I am drawn to learning about methods of integrating professional practice into academic units – not just leaving it to the technicians to facilitate – because it stresses the importance that it should be recognised alongside the traditional content. More and more, students want to see the value for money from their course, paying extremely high fees has the expectation that jobs will come out of a result of having a degree, also reflecting on the value for money aspect with annual feedback surveys. I hope that the students on the course that have been written about in the article receive parity from industry professionals, and that students have been appropriately trained in how to communicate effectively.

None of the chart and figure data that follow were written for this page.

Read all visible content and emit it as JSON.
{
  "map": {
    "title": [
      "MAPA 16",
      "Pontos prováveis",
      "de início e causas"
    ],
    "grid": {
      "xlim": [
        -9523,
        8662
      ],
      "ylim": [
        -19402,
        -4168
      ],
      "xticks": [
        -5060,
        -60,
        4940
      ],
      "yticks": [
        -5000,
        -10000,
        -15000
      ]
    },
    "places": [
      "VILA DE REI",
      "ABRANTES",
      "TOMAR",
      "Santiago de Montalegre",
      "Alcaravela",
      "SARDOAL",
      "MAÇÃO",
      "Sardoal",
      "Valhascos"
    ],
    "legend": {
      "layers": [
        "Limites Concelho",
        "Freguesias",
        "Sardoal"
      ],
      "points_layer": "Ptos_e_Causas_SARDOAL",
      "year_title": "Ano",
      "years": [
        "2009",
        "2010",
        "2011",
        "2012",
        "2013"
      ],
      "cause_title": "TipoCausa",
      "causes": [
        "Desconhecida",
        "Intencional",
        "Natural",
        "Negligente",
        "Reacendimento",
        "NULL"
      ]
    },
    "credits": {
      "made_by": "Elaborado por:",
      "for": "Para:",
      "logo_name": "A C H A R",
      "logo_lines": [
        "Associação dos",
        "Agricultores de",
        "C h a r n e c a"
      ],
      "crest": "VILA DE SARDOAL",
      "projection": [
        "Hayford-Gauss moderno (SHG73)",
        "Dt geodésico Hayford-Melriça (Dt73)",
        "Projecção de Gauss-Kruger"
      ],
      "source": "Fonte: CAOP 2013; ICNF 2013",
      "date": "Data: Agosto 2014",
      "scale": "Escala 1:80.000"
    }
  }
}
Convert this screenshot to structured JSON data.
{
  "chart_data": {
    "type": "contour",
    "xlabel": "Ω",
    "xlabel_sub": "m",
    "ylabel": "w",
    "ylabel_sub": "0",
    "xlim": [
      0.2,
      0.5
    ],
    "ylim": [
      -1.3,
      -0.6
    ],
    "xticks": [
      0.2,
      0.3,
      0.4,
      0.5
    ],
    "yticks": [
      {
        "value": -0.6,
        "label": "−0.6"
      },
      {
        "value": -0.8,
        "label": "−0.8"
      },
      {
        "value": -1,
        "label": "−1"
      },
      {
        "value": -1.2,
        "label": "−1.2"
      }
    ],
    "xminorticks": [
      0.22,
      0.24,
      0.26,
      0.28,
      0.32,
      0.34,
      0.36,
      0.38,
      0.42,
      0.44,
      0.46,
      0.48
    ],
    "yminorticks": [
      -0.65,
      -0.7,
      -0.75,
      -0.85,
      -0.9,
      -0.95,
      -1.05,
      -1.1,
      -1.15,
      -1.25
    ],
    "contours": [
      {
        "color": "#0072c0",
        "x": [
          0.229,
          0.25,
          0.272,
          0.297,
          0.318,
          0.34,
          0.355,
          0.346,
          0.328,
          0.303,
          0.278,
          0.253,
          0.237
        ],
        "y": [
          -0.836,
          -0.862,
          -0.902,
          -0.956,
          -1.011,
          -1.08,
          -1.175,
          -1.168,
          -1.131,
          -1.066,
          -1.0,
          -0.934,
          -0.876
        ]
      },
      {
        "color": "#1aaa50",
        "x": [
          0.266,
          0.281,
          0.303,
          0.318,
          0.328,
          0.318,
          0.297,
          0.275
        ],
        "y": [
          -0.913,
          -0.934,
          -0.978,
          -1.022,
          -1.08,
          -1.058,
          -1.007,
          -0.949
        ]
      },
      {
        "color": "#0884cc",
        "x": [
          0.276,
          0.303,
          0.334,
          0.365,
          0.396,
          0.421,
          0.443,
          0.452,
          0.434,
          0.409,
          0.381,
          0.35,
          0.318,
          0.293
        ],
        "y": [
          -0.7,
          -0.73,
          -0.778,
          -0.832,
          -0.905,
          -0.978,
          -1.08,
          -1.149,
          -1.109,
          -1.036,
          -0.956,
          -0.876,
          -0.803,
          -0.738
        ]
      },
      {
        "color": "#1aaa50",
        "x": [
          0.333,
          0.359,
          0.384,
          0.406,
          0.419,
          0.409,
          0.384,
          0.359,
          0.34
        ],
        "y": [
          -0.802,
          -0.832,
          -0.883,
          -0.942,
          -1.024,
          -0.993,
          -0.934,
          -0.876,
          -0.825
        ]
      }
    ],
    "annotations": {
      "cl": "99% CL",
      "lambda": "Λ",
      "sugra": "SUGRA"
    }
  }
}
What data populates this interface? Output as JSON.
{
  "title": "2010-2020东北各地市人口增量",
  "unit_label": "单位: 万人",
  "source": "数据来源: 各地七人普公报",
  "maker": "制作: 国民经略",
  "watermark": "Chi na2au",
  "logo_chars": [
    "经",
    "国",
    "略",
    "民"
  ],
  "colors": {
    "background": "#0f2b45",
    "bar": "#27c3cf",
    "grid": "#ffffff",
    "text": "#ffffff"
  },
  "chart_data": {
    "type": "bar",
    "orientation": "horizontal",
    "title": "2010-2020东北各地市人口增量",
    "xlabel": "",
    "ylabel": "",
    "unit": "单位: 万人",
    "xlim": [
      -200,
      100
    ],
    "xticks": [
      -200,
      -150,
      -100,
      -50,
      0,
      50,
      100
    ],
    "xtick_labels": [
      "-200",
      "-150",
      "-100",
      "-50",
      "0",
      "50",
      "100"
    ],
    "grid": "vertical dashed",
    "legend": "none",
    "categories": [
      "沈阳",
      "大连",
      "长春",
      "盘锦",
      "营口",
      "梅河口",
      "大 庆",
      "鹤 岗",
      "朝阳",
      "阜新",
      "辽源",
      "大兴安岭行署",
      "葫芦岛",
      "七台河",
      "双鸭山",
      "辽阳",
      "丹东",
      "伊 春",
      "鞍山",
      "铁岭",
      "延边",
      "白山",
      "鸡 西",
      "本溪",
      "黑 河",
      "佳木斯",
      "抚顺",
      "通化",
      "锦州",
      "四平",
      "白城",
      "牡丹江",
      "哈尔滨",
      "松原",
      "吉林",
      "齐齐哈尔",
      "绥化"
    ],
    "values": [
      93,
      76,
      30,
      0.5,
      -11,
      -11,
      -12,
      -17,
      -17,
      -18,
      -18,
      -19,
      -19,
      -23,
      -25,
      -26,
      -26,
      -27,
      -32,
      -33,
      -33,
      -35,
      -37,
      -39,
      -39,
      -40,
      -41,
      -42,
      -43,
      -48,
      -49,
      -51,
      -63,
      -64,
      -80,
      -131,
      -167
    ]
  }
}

Once our initial presentations were complete (I was super impressed with some of the graphics!), we were put in teams to talk about the two articles we had read and prepared for. There didn’t seem to be enough time to talk about them – every point someone made allowed a useful and relevant springboard into another observation from another student. The Dell’Alba text was explored, the Holmwood text wasn’t. There was real experience and passion behind everyone’s observations, with this amazing range of industry and teaching experience in the group. I think we’re all very polite at this stage and not quite at the debating stage, or perhaps we’re all in agreement with each other.
I hope to explore the Holmwood text at another time – linking sociology with pedagogy is an important aspect. It’s not a good place to be blind to different backgrounds, but instead to understand, celebrate and commemorate events related to the individual. Let the individual tell their story. While I wish for a true meritocracy, it’s far from existing.

I enjoyed the group question of “why do we teach?”. It’s empowering. It’s terrifying. It’s the joy in the back and forth of meaty discussions. Students might hang on your every word. Student write things down that I say and try to memorise it. Sometimes I don’t even know what I’m about to say. I’m also prone to going off on tangents, but mainly because I love the field I teach, with its many related interesting topics, leaping from point to point. I do wish I was more structured, but I tried very hard to deliver a more structured session at the start of the academic year, and it was as dull as dishwater. What I aim to do, however, is teach the rules in order to enable the students to break the rules. I strive for parity in giving everyone the same level of attention, questioning, and feedback. Sometimes it’s tough when not everyone speaks or contributes. Why do students come to my sessions to not contribute?

Although at the moment I run technical sessions weekly (online only), these aren’t seen as compulsory, so there is no punishment for non-attendance. The students that have stuck with me through the development of sessions have regularly contributed feedback – and they are not afraid of giving feedback either – which means I can adapt the sessions quicker while still expecting the same outcome, which is to advance their understanding of theatre languages. There is so much more to look into with language and communication, and I’m excited to explore this with the fellow students.

References

Hanceri, E. (2016). Finding your place: Preparing creative students for industry. Spark: UAL Creative Teaching and Learning Journal, [online] 1(2), pp.98–101. Available at: https://sparkjournal.arts.ac.uk/index.php/spark/article/view/12 [Accessed 16 May 2021].

Dall’Alba, G. 2005. Improving teaching: Enhancing ways of being university teachers. Higher Education Research & Development, 24 (4), pp. 361–372

Holmwood, J. 2018. Race and the Neoliberal University. In Bhambra, G. K., Gebrial, D. and Nişancıoğlu, K. (eds.) Decolonising the University. London: Pluto Press, pp. 37-52.